The rise and fall of my Jungle Disk : Algorithms for the masses

The rise and fall of my Jungle Disk

Quite a while ago (I was surprised when I looked it up: 2008) I subscribed to a backup app called Jungle Disk. The interesting thing about it was (a) it used Amazon S3 (then relatively new) as a backup store, and (b) you subscribed to it at a rate of a mere $1 per month. So, in essence, it’s an online backup program and it allowed me to keep documents and photos – about 6 folder trees in all – somewhere else than a local backup drive. It was the “house burns down” option: in the event of a catastrophe (like, say, if the Black Forest fire last year had been a little more ferocious and the wind from the north-east a little stronger) I’d have our decade’s worth of photos still around once we’d rebuilt.
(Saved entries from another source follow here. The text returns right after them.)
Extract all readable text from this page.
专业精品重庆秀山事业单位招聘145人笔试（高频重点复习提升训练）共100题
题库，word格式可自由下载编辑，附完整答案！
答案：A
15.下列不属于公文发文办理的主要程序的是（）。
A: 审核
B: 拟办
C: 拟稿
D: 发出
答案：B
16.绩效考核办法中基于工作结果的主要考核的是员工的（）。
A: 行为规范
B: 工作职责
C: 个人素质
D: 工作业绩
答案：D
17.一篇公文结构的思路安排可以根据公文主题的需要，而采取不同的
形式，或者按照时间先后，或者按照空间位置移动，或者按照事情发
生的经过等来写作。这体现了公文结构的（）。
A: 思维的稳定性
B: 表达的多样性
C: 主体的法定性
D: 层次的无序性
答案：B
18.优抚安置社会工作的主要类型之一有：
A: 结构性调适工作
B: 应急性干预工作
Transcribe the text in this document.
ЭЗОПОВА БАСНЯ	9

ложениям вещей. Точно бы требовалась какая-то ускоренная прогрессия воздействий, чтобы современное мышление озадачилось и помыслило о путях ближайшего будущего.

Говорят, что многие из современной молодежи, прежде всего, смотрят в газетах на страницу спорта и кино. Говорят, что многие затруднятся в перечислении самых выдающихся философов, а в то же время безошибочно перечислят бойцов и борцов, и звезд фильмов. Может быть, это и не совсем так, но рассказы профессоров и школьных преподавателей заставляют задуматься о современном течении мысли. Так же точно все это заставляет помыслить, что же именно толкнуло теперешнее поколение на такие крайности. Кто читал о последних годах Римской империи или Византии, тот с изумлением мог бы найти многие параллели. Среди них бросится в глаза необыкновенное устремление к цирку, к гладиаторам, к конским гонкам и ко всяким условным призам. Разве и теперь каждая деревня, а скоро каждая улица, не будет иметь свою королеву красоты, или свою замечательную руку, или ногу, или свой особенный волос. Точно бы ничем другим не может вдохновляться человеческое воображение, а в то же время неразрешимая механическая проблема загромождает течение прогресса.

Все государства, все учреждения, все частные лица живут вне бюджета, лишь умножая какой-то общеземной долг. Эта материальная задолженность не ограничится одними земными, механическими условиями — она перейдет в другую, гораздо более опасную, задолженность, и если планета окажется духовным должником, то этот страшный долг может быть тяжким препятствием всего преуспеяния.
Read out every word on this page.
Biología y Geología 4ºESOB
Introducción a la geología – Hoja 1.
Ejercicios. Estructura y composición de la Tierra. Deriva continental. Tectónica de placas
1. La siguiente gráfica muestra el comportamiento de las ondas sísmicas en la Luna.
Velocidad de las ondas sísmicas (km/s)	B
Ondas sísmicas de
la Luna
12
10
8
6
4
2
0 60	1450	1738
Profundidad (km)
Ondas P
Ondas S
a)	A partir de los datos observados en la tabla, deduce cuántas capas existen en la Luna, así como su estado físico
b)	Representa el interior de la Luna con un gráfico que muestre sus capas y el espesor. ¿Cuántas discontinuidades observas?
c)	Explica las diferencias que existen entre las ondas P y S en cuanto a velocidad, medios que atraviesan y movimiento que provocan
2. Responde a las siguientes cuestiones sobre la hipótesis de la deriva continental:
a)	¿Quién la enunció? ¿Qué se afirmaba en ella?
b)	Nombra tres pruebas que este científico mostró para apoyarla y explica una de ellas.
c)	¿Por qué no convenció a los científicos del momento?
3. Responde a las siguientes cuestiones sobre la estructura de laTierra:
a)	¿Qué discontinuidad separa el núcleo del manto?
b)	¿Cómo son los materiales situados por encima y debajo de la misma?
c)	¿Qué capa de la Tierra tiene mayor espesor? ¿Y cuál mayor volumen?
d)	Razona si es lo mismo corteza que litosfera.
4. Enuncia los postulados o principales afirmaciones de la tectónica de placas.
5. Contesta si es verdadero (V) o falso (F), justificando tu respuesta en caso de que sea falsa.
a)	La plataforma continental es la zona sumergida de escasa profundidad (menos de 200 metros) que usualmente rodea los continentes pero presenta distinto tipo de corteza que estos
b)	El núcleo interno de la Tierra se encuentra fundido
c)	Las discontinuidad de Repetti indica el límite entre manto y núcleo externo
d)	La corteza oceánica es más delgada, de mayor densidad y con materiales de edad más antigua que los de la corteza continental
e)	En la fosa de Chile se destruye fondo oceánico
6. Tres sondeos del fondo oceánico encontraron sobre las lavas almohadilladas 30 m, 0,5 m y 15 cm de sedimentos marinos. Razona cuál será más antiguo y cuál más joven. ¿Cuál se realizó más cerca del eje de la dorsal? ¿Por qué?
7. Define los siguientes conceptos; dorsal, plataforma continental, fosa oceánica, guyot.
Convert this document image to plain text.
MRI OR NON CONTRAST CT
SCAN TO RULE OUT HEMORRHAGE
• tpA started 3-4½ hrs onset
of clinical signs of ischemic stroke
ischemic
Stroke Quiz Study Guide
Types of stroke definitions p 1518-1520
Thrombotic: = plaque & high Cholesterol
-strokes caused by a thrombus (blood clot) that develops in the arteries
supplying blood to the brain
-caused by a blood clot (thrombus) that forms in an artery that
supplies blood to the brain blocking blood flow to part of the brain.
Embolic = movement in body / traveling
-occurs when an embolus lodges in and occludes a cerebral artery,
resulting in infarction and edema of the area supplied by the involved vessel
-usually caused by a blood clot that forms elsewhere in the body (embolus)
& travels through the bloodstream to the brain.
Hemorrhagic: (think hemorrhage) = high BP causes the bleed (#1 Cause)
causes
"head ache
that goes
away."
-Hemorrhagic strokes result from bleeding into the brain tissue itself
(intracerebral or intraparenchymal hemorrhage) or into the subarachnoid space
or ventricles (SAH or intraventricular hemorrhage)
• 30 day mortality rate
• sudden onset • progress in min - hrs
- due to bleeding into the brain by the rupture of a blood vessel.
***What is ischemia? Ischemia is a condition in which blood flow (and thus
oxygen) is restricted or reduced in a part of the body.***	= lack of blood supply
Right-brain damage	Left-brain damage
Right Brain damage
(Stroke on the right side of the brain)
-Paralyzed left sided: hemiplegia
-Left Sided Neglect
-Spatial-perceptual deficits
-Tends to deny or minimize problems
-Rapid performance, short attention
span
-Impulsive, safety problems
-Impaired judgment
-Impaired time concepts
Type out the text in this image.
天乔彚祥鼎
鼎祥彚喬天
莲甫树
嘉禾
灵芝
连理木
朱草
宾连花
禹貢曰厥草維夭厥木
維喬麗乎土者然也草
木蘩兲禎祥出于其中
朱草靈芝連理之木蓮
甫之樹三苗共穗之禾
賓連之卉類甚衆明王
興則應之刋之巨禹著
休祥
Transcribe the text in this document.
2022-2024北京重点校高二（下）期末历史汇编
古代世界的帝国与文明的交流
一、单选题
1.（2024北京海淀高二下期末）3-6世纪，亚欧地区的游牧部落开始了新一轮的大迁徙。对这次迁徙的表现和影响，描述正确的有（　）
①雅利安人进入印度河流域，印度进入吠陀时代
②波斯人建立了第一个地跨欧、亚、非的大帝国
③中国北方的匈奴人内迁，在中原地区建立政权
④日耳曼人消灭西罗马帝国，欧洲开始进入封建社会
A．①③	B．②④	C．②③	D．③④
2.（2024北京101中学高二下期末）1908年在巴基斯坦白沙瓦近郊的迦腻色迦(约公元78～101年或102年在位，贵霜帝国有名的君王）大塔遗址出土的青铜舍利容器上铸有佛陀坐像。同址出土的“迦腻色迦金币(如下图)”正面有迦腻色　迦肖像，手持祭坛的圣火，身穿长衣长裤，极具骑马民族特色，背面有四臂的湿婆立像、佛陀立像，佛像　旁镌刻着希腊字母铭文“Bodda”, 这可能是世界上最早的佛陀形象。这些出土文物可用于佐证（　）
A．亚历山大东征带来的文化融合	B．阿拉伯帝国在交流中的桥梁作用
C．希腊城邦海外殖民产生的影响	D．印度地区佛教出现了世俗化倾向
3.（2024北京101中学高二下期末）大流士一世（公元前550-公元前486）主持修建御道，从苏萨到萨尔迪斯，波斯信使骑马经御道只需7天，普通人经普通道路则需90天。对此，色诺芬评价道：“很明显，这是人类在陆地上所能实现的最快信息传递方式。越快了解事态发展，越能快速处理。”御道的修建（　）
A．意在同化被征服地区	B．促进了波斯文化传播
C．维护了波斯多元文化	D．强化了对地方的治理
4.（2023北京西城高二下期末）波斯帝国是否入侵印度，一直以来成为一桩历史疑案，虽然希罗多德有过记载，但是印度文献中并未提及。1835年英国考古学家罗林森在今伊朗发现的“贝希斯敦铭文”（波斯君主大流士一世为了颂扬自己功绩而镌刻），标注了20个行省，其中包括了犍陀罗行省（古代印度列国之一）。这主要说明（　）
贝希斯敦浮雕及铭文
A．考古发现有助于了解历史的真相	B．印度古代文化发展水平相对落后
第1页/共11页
And, for the next 6 years all went well. The monthly bill from Amazon for the storage came to around $15, sometimes more, sometimes less, but not by much. Even when I experimented a few months back in deploying a couple of static websites to Amazon, using Route 53, the bill never really made it over $20 every month.

And then, boom, February’s bill arrived: somehow I’d managed to spend just over $100. WTF?

The statement/invoice was no real help: all it said was that I’d somehow managed to incur over $80 of outward-bound data transfer. A grand total of two thirds of a terabyte had been downloaded from my S3 account in February. I don’t know about you, but a distinct chill went down my spine. Had I been hacked? Was there someone out there just continually downloading the larger files – images, PDFs, zips – I’d linked to from my blog? 0.67TB worth? The possibilities all looked dark.

I fired off an email to AWS support asking for help in trying to understand my latest bill. They responded after about a business day with lots of details about how to find out which buckets were being downloaded from and when – details that I’ll admit to being hard to find from scratch. In order to see the data transfer usage and when it started, I downloaded a usage report for S3 (actually it’s a CSV file, ideal for opening in Excel) – you can download one for your AWS usage from here. This report gives you an hourly breakdown of data transfer from your buckets and could help in identifying what caused these charges to accrue.

For me, the results were shocking. Here’s a glimpse from the time it all started:

AmazonS3 GetObject DataTransfer-Out-Bytes jd2-f12ac61040xxxxxxxc267e70f7e26c07-us 2/07/2014 3:00    2/07/2014 4:00               275
AmazonS3 GetObject DataTransfer-Out-Bytes jd2-f12ac61040xxxxxxxc267e70f7e26c07-us 2/09/2014 18:00   2/09/2014 19:00              275
AmazonS3 GetObject DataTransfer-Out-Bytes jd2-f12ac61040xxxxxxxc267e70f7e26c07-us 2/11/2014 20:00   2/11/2014 21:00              275
AmazonS3 GetObject DataTransfer-Out-Bytes jd2-f12ac61040xxxxxxxc267e70f7e26c07-us 02/18/14 02:00:00 02/18/14 03:00:00  2,905,266,065
AmazonS3 GetObject DataTransfer-Out-Bytes jd2-f12ac61040xxxxxxxc267e70f7e26c07-us 02/18/14 03:00:00 02/18/14 04:00:00  2,905,262,825
AmazonS3 GetObject DataTransfer-Out-Bytes jd2-f12ac61040xxxxxxxc267e70f7e26c07-us 02/18/14 04:00:00 02/18/14 05:00:00  2,905,262,934
AmazonS3 GetObject DataTransfer-Out-Bytes jd2-f12ac61040xxxxxxxc267e70f7e26c07-us 02/18/14 05:00:00 02/18/14 06:00:00  2,905,263,028

From a minimal data transfer of a few bytes every other day, suddenly on 18-Feb, from 2am onwards Amazon time, something somewhere had started downloading nearly 3GB every hour. From where? Well that GUID-like thing in the middle is Jungle Disk’s generated name for my backup storage. Something was downloading data from my backup.

AWS support’s other hint was to turn on S3 server access logging for the bucket and regularly check the log reports. After a few hours, I checked the logs: lo and behold, all of the data requests were made from my IP address from the Jungle Disk Desktop app. No weird hackers out there who are really, really enamored of my data files: it’s all just Jungle Disk. For grins, I disabled Jungle Disk backups for a couple of hours, and the big data downloads stopped; enabled backups again, and the big downloads restarted. Pretty convincing to me: something in Jungle Disk Desktop was initiating these hourly data downloads.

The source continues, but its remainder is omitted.